嚴建設還是不明白:“為什麼沒有必要畫啊?長生他不是說要考你嗎?”
“你們先忙。”我連忙站了起來,提起裝著九龍珠的書包,取了摩托的鑰匙,順便拿上電話,就出了門。
“長生,你要幹什麼去?”嚴建設正在求著左青青順著我亂畫的線條把那條龍畫出來,可是看到我準備出門,也就把注意力轉移到了我的身上。
“現在既然我們已經看破了九龍珠裏的秘密,那麼這個東西,我就要跟雙龍璽一樣放到安全的地方,在我回來之前,你們不要把我們畫出來的東西給任何人看。”我最後交代了一句。

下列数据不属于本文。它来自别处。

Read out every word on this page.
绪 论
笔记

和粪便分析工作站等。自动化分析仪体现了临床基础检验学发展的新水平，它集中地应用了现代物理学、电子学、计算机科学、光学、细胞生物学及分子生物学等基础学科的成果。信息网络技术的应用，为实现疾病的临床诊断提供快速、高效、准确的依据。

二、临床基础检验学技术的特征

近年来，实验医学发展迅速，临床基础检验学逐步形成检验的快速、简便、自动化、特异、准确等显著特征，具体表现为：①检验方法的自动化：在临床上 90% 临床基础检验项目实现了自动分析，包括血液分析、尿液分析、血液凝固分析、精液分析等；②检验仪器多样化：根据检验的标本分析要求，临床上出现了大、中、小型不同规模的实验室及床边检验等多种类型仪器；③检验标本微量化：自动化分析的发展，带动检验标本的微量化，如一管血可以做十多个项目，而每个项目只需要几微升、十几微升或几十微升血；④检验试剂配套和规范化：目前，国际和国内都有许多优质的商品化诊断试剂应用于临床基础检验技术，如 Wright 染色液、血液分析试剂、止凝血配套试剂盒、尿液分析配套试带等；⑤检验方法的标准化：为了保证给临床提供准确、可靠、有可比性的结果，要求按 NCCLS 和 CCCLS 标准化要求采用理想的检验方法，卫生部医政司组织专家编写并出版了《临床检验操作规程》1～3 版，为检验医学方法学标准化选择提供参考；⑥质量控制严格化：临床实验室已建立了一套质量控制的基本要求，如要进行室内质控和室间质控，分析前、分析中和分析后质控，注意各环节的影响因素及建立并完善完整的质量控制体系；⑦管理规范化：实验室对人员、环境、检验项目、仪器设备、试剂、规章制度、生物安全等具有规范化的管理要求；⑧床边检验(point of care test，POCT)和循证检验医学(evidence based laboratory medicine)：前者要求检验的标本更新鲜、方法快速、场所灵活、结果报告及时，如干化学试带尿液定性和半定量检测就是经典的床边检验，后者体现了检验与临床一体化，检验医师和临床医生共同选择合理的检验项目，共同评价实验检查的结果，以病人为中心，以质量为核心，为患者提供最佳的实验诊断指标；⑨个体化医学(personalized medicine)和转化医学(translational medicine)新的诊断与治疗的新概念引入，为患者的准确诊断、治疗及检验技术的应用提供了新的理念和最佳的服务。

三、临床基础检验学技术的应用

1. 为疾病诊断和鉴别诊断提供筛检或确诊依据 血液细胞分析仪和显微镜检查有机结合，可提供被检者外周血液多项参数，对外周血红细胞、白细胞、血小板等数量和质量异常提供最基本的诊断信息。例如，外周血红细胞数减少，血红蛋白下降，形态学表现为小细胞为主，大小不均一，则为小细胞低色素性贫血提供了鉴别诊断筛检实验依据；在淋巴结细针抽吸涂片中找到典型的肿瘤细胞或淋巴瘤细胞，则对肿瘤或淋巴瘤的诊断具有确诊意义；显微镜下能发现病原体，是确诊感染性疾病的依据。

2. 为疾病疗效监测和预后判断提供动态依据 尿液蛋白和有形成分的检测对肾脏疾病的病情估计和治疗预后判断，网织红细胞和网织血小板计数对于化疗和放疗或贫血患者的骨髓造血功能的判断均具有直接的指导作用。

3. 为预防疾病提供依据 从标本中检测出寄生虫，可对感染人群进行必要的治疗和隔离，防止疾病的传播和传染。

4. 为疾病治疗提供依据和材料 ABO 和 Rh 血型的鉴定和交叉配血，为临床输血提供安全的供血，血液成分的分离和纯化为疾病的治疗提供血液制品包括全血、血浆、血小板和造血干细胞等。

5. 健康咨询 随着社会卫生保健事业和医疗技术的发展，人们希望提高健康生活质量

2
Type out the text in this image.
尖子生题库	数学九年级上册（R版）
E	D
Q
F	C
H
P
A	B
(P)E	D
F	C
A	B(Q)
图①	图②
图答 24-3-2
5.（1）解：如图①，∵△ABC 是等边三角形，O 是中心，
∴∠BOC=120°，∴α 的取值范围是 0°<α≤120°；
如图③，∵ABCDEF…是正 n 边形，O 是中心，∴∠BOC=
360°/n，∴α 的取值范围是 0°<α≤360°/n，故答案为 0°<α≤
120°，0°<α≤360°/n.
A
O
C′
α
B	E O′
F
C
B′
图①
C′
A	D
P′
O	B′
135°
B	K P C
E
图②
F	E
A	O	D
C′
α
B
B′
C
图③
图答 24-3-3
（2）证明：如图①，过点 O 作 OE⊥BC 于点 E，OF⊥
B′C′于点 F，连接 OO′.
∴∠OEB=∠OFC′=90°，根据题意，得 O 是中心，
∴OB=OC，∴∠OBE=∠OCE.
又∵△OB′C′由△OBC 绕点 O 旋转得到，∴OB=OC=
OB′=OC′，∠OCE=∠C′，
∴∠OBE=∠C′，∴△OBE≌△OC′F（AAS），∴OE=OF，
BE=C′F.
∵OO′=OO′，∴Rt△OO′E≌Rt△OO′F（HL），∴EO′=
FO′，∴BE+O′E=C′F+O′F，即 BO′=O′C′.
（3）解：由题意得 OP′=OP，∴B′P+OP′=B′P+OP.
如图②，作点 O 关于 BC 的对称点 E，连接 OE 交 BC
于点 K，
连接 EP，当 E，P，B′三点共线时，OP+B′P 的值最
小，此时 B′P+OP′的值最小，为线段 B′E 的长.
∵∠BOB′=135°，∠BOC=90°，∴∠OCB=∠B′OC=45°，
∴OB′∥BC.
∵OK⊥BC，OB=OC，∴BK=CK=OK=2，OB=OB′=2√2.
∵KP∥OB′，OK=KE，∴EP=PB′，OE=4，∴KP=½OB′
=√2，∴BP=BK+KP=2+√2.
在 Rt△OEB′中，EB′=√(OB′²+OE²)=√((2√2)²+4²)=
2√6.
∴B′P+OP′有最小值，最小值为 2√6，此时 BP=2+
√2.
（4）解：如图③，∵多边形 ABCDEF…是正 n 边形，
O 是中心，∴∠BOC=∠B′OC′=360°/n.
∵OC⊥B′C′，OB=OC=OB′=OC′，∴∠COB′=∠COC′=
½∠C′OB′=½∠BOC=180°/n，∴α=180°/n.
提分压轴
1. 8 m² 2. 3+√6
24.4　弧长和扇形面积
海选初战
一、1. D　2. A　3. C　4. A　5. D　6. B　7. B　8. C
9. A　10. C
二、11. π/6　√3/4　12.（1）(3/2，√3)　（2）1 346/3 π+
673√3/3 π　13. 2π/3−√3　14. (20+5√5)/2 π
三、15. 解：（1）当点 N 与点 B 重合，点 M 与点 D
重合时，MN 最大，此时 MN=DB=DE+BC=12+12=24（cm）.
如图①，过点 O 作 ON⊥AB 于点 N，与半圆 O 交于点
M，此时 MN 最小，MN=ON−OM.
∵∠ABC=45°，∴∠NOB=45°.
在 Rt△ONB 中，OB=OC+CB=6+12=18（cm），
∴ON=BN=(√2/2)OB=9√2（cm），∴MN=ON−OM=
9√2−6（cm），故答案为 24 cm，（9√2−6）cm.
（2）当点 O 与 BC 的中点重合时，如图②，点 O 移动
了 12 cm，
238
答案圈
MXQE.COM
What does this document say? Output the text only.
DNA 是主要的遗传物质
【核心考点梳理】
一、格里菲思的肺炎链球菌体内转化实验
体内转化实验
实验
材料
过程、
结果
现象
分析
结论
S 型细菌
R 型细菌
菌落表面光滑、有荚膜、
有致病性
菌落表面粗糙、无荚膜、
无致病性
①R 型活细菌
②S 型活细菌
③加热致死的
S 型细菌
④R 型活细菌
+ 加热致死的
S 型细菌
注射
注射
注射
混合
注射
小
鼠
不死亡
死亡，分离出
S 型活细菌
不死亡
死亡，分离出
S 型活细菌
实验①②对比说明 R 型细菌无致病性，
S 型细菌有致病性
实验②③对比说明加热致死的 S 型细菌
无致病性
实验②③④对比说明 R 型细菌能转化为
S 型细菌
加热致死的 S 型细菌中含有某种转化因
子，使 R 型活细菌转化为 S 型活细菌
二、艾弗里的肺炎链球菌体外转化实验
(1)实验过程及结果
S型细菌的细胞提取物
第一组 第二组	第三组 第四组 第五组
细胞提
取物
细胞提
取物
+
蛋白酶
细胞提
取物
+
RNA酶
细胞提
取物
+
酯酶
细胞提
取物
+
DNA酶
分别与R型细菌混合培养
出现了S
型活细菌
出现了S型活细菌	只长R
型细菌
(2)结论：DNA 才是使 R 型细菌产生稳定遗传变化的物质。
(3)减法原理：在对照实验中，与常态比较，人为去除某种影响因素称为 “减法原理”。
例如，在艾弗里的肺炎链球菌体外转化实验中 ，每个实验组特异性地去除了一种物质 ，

嚴建設對我比劃了一個ok的手勢,就接著去催促左青青畫畫了。
“陳先生,你要出去?”胡銳看到我出來,馬上上前,“需要我陪你嗎?霍先生說最近事情比較多,讓你們少出門。”
仔細想想,我已經好幾天沒見到霍展廷了,也不知道醫院裏李宗林的情況怎麼樣:“不用了,我要辦的事情越少人知道越好,你就留在這裏,不要讓任何人進去。”
“嗯,好的。”胡銳本來還想堅持,但是聽到我後麵說的話,就放棄了要繼續陪我的打算。
雙龍璽,我放在了一個絕對安全的地方,我想即便那個地方被人知道,一般人想要去取,也得掂量掂量自己的能耐。
這一次九龍珠,我打算也去放在同樣的地方,反正虱子多了不怕癢,我倒是想看看那個人知道我再一次把東西丟給他以後,究竟是一副什麼樣的表情了。
我這一回依然不能見他,騎著摩托在長興的大街小巷轉悠了一個消失以後,我就隨便找了個路邊的電話亭,用剛買的電話卡打了個電話。
這年頭,三十塊錢一張電話卡,還不用記名,永遠不怕別人知道你究竟打給誰,又是誰打的電話。
“喂?是我,陳長生……不,那件東西我暫時不想取走……對,是有另外一件東西……您先別急,我一定會取走的……哎,別掛別掛……你要是不說地方,我就把東西隨便丟在上次的地方了啊……嗯,好,公園的南門向西八十米?……好,我記住了,下次……下次再說吧。”
我帶著笑意掛斷了電話,這個人知道跟封禪寶庫相關的事情,但是他不會染指封禪寶庫,至少不會通過親自尋寶的方式來染指,東西放在他那裏,安全的很。